Las comunidades científicas deben estar alerta. No deben proporcionar sus conocimientos y su saber hacer a actores, países o empresas que puedan poner en peligro nuestra soberanía. En particular, deben velar por la protección jurídica de sus resultados, mediante la presentación de patentes o la protección de programas informáticos.
Sin embargo, sería especialmente simplista pensar que esta cuestión esencial de la soberanía depende únicamente del comportamiento de los científicos. Es mucho más compleja y global. La reciente crisis sanitaria nos ha demostrado que deslocalizar una planta de producción a la otra punta del mundo puede poner en entredicho nuestra soberanía, incluso si detrás de la decisión había beneficios económicos a corto plazo: es difícil reprochar a las start-ups más prometedoras que busquen fondos de inversión para desarrollarse, aunque tales fondos no existan, o sean demasiado prudentes, en su país de origen.
Para abordar de fondo esas cuestiones de soberanía, hay que pensar en la escala adecuada. Ninguno de los países europeos es lo suficientemente poderoso ni tiene el peso suficiente para hacerlo solo. Por tanto, es muy probablemente a escala europea donde debe llevarse a cabo la reflexión, aunque hoy en día, en muchos temas, se está lejos de alcanzar una posición europea única.
¿La construcción de una política europea de innovación y de soberanía común no debería ser una prioridad para todos aquellos que creen que una Europa fuerte es esencial para el mundo y para la democracia? Europa se ha demostrado a sí misma su capacidad, año tras año, para tener una política agrícola común sabiendo encontrar compromisos entre los intereses y las especificidades de los distintos países. ¿Es realmente más difícil construir una política común de innovación y soberanía? La reciente creación del Consejo Europeo de Innovación es algo positivo, pero hay que ir mucho más lejos e implicar a todos los actores, tanto públicos como privados.
Una política de ese tipo debe, en particular, permitir a Europa ser un actor importante en el desarrollo de start-ups y empresas de alta tecnología, que muy a menudo tienen su origen en la investigación de punta a nivel internacional. En particular, debe proporcionar a las start-ups resultantes de la investigación europea los medios para desarrollarse gracias a los fondos europeos. No tener esa ambición conduce a un doble absurdo: por un lado, significa no aprovechar la inversión pública realizada para financiar un sistema educativo y una investigación fundamental europea cuya calidad es reconocida por todos. Por otra parte, se correría el riesgo de permitir que otros actores tomaran el control de las tecnologías del futuro, poniendo así en entredicho nuestra soberanía en los ámbitos en cuestión.

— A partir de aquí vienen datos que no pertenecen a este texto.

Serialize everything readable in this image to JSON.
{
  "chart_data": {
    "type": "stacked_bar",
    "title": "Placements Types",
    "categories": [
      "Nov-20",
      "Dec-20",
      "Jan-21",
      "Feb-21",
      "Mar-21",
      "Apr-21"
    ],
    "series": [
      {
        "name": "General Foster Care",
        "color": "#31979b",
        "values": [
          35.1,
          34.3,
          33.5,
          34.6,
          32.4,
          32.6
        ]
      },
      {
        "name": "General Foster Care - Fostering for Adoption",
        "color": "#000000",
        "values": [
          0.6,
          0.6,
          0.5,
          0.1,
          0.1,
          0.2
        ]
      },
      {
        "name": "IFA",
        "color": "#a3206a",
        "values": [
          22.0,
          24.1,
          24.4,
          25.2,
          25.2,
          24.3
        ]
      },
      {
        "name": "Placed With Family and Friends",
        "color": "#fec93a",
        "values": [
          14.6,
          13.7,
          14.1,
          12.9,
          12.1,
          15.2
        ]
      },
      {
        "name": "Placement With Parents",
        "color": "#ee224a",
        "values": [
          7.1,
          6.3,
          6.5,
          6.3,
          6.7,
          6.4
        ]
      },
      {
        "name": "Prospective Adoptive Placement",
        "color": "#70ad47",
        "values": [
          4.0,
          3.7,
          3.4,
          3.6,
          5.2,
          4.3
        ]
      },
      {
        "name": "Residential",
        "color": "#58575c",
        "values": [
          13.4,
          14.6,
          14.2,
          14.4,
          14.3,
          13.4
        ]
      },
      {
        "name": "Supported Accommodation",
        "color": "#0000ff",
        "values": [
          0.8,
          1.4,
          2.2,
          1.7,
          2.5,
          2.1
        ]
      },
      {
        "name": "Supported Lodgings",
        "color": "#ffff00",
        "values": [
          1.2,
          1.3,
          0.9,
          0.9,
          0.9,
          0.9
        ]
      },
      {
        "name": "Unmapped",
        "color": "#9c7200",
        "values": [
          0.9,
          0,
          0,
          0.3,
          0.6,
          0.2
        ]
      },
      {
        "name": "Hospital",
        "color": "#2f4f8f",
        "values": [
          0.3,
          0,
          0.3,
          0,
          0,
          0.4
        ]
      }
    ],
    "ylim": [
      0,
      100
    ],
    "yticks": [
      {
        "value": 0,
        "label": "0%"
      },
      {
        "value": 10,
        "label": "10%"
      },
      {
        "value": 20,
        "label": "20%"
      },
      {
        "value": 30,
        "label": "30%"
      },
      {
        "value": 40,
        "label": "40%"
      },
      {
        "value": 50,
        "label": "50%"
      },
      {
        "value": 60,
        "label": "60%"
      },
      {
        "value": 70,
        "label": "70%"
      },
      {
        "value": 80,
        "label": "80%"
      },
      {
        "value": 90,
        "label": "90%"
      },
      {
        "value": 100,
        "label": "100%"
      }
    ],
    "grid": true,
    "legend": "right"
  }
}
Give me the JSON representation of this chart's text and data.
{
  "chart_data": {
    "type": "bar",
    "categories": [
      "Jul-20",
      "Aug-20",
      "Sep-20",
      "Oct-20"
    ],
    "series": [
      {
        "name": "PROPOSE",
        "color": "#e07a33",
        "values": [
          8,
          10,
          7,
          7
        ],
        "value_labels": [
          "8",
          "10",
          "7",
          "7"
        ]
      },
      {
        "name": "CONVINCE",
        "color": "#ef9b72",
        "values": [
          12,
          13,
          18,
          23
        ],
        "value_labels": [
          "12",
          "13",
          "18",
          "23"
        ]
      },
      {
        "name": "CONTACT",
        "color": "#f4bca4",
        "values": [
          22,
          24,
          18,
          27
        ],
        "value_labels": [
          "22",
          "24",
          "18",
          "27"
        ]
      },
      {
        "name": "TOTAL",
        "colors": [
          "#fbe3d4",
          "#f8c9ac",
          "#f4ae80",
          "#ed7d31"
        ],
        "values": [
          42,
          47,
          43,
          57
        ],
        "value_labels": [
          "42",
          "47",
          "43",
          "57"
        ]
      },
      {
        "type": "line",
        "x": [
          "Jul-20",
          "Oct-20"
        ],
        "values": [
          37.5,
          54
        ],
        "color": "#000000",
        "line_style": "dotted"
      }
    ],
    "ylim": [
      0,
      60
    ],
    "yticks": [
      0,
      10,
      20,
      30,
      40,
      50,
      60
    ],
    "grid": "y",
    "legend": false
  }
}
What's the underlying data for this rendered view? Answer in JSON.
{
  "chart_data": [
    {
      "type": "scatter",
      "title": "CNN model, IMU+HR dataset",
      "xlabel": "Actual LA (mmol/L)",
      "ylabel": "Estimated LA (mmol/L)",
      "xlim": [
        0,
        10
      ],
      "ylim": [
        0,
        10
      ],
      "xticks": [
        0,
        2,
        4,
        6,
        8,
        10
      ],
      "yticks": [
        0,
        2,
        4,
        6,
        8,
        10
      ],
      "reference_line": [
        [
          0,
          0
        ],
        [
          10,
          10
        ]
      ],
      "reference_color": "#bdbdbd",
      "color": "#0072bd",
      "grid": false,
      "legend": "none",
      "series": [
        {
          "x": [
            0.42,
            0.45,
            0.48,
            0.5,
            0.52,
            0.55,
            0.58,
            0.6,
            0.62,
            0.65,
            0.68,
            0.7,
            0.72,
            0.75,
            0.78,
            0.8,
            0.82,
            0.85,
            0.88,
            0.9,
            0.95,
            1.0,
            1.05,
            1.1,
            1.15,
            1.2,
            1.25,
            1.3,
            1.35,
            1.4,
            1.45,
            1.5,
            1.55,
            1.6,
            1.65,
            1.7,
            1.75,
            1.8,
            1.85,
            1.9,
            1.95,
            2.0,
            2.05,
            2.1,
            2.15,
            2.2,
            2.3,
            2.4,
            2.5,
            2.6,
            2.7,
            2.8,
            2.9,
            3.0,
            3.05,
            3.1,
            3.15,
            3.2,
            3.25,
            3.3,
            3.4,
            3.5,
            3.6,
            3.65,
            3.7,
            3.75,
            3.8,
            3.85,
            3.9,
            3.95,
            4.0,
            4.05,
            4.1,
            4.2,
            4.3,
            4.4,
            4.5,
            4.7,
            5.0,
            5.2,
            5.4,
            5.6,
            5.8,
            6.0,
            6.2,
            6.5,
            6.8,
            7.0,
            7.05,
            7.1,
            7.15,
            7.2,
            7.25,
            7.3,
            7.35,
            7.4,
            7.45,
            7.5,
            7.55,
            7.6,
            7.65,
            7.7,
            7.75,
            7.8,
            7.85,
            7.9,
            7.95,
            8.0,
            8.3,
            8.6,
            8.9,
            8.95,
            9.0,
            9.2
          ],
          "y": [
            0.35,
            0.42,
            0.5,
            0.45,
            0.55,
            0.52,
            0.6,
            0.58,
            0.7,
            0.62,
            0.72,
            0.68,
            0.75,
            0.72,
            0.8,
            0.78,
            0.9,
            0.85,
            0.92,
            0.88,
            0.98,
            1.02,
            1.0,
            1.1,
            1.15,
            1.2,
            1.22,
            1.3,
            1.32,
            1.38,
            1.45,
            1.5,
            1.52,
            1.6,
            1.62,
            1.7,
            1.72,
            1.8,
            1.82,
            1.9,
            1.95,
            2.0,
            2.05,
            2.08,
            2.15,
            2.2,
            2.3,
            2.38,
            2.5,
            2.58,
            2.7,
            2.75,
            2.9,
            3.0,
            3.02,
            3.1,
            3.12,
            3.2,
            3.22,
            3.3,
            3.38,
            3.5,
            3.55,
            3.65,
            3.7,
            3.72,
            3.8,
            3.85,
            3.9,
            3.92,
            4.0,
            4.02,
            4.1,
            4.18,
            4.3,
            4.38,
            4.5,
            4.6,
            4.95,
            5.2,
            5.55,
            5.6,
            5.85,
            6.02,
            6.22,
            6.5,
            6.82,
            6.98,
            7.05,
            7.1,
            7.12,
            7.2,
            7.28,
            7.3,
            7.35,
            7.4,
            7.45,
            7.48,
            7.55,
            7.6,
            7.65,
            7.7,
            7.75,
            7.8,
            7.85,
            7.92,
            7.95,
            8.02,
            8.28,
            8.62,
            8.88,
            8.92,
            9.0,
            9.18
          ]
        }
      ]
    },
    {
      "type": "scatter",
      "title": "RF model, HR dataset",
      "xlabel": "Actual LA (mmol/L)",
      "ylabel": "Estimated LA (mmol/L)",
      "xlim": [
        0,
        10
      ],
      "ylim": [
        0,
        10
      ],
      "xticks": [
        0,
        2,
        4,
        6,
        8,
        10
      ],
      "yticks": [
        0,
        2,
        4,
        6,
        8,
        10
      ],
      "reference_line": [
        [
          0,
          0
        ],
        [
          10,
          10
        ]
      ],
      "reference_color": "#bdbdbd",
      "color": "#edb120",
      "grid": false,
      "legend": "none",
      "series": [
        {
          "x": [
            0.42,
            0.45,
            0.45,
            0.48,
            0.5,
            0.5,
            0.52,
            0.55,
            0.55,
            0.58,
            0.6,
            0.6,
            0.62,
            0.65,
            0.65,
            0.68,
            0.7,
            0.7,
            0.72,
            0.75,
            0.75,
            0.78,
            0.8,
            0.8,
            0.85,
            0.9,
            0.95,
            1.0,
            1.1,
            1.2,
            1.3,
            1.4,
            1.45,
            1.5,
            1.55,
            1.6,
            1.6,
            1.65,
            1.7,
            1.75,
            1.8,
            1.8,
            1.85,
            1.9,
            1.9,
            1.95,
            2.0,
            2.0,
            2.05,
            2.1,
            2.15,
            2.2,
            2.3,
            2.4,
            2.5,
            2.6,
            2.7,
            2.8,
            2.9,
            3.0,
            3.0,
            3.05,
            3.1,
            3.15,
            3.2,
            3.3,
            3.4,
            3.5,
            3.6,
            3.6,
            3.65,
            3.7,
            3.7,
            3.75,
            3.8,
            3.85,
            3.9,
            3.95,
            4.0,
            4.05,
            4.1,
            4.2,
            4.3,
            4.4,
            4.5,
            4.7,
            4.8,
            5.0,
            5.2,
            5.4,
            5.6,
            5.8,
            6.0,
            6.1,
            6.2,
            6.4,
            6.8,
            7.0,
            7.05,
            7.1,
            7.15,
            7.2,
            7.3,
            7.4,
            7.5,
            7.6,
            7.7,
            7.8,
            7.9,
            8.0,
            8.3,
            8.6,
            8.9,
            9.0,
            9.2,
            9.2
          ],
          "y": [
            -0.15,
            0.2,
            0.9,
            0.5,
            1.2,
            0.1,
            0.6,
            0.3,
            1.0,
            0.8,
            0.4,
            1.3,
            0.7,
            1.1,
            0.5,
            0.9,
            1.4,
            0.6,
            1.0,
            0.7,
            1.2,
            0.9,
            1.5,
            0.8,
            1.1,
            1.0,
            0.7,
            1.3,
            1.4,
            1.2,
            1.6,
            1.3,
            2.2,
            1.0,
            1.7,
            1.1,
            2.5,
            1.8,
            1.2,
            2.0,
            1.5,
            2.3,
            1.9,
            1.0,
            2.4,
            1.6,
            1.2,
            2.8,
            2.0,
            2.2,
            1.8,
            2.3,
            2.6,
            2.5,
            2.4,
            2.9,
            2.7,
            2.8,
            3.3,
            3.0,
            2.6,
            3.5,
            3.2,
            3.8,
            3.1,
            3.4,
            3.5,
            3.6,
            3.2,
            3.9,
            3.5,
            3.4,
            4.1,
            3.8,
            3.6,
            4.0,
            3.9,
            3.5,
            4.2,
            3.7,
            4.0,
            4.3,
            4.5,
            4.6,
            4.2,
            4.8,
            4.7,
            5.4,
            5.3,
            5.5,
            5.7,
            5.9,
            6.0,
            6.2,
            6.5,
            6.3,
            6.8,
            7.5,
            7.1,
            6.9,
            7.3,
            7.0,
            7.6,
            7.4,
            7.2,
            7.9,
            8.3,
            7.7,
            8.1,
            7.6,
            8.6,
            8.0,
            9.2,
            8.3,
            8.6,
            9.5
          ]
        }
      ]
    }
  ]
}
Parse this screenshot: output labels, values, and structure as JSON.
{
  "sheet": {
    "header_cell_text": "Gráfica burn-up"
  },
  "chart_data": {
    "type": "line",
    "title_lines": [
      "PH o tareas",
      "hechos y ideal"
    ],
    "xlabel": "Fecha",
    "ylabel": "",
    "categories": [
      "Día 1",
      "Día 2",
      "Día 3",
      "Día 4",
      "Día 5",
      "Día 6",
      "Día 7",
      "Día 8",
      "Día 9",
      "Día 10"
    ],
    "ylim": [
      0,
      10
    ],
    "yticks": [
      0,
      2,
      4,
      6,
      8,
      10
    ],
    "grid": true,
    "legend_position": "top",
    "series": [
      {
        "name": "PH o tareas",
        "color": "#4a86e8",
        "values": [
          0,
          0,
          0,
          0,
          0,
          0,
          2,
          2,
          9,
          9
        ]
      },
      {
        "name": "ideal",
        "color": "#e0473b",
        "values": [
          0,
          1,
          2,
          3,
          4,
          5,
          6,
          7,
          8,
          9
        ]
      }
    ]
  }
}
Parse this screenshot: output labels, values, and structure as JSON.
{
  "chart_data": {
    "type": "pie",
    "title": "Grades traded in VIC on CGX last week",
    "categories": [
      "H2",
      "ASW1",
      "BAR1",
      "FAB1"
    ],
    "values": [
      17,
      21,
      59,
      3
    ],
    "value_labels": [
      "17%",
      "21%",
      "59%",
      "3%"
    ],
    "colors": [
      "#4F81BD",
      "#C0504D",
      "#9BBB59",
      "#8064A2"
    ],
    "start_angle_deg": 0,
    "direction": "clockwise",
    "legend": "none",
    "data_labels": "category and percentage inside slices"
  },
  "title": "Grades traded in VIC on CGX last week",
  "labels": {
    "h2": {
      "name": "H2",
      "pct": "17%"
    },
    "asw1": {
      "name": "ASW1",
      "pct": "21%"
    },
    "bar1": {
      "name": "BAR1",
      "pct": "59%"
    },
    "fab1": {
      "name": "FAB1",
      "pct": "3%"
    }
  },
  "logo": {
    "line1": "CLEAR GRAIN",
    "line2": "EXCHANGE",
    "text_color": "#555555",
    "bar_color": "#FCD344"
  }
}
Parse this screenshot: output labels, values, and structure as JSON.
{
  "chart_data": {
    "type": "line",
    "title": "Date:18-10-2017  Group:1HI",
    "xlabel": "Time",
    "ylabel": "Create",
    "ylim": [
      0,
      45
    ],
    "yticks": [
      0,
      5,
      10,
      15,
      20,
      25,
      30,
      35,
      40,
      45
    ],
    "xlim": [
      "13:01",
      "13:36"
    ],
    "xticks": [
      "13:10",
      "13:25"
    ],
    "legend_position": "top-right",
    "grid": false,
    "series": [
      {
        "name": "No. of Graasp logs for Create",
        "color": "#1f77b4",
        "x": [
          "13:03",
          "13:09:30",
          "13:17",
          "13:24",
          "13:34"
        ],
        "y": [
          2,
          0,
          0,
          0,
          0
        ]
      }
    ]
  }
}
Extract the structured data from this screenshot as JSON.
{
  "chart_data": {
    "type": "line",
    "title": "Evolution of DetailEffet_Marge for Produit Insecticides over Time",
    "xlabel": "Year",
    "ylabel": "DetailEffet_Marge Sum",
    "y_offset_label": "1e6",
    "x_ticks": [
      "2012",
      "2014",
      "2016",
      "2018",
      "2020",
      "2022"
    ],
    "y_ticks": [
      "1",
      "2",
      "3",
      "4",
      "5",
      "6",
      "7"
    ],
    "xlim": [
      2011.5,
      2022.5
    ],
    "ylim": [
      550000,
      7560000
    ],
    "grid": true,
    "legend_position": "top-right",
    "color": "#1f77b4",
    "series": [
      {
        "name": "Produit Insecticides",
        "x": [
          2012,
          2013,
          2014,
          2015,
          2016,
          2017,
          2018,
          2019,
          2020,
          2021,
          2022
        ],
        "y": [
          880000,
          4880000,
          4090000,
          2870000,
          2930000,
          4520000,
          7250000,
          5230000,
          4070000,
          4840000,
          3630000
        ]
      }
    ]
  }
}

La reflexión a escala europea es tanto más indispensable cuanto que el panorama mundial se ha visto trastornado por la llegada de un pequeño número de nuevos actores, empresas asiáticas o estadounidenses muy grandes y poderosas. Esas empresas están muy interesadas en los talentos formados en Europa y no dudan en abrir allí centros de investigación. Evidentemente, Europa no debe tratar de encerrarse en sí misma, pero debe definir las reglas de colaboración con los nuevos actores, manteniéndose firme en las reglas de ética y soberanía que garantizan la democracia y la prosperidad del continente.
En términos generales, Europa debe reforzar su capacidad de producir investigación de alto nivel, fomentar y facilitar la cooperación público-privada, para que las invenciones de hoy sean las innovaciones de mañana, creadoras de empleo y de valor en Europa. Esta es sin duda una condición necesaria, si no suficiente, para garantizar nuestra soberanía.